Columns

ECLECTIC RANT: Black Farmers in America

Ralph E. Stone
Thursday March 12, 2015 - 09:49:00 PM
John Francis Ficara, the American Black Farmers Project

Last year, my wife and I visited for the first time the sights in Philadelphia, which included an informative exhibit "Distant Echoes: Black Farmers in America" at the African American Museum there. The exhibit featured the poignant, award-winning photographs of John Francis Ficara. The photographs depict what Ficara considers the last decade of black agriculture in the United States. Ficara spent several years documenting the experience of black farmers, which for many years has been in crisis after decades of prejudice and discrimination. According to the exhibit, Black farmers are losing their property at approximately 1,000 acres a day. 

From 1999 to 2002, Ficara traveled around the country photographing 60 farmers and their families in Alabama, Georgia, Louisiana, Maryland, Michigan, Mississippi, North Carolina, and South Carolina. Farmers described their struggles to keep their farms sufficiently productive to provide income. To many, this is land their parents and grandparents plowed, seeded, and harvested. 

As a result of slavery, blacks were not allowed to own land or real property. African Americans began to equate land ownership to independence, wealth, and full citizenship. Despite their efforts to keep land in their families, aging black farmers are losing property to farm conglomerates or by family members' departure from the land. 

The saga began with "40 acres and a mule." On January 16, 1865, Union General William T. Sherman issued Special Field Order No. 15. Sherman prescribed the 40 acres in that Order, but not the mule. The mule would come later. This idea for massive land redistribution was the result of a discussion that Sherman and Secretary of War Edwin M. Stanton had with 20 leaders of the black community in Savannah, Georgia. The meeting was unprecedented in American history as the federal government had confiscated private property -- some 400,000 acres -- formerly owned by Confederate land owners, and redistributed it to former Black slaves. 

However, three months after Sherman issued his Field Order No. 15, the U.S. Congress created the Freedman's Bureau, which was supposed to ensure the welfare of the millions of slaves who were being freed by the war. One task of the Freedmen's Bureau was to be the management of lands confiscated from those who had rebelled against the United States. The intent of Congress was to break up the plantations and redistribute the land so former slaves could have their own small farms. In April 1865, Andrew Johnson became president following the assassination of Abraham Lincoln. And on May 28, 1865, Jackson issued a proclamation of pardon and amnesty to citizens in the South who would take an oath of allegiance. As part of the pardon process, lands confiscated during the war would be returned to white landowners, thus thwarting the mass redistribution of land. Approximately 40,000 former slaves received grants of land under Sherman's order and then the land was taken away from them. 
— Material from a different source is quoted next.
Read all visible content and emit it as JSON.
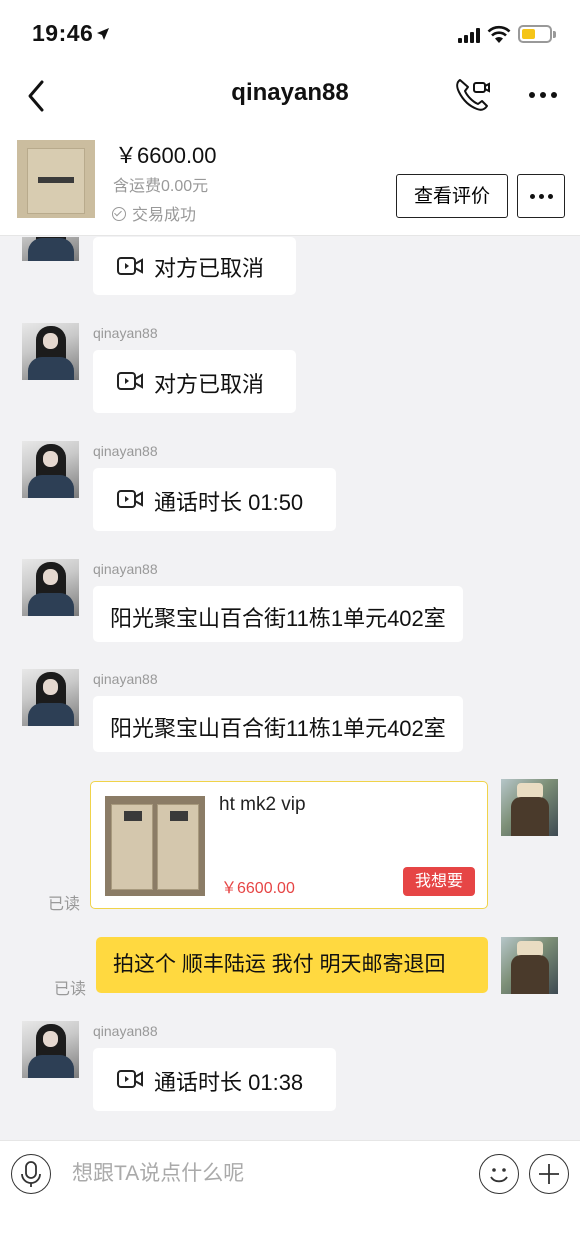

Denied the opportunity to own their own land, the former slaves were forced to live under sharecropping where they would work a plot of the landowner's land and receive a share of the crop as payment. Basically, sharecropping replaced the plantation system. 

Since 1865, when President Johnson rescinded General Sherman's Special Field Order No. 15, Black farmers in America have been largely forsaken and forgotten by failures of government resettlement programs, relentless droughts, and the discriminatory practices of the U.S. Department of Agriculture.  

In 1920, Black farmers comprised nearly 14 percent of all farmers in the U.S., working over 16 million acres of land. At that time, almost 25 percent of all Americans worked as famers.  

The 2012 Census shows that there were over 33,000 black farmers across the country. Almost half of the country saw a decrease in the number of black farmers over the past five years with 19 states reporting fewer black farmers in 2012 than reported in 2007. In 2007, about 1.3 percent of all farmers were Black. Black farmers are most heavily concentrated in the Southeast, with eastern Texas and Mississippi having the highest numbers of black farmers. Other top states include Alabama, Louisiana, South Carolina, Georgia and North Carolina — which closely follows the states with some of the greatest concentration of African Americans in general. Despite their efforts to keep land in their families, aging Black farmers are losing property in disparate proportions to farm conglomerates or by the departure of family members from the land. 

John Francis Ficara's photographs may not change the course of history, but they do document the plight of Black farmers in America.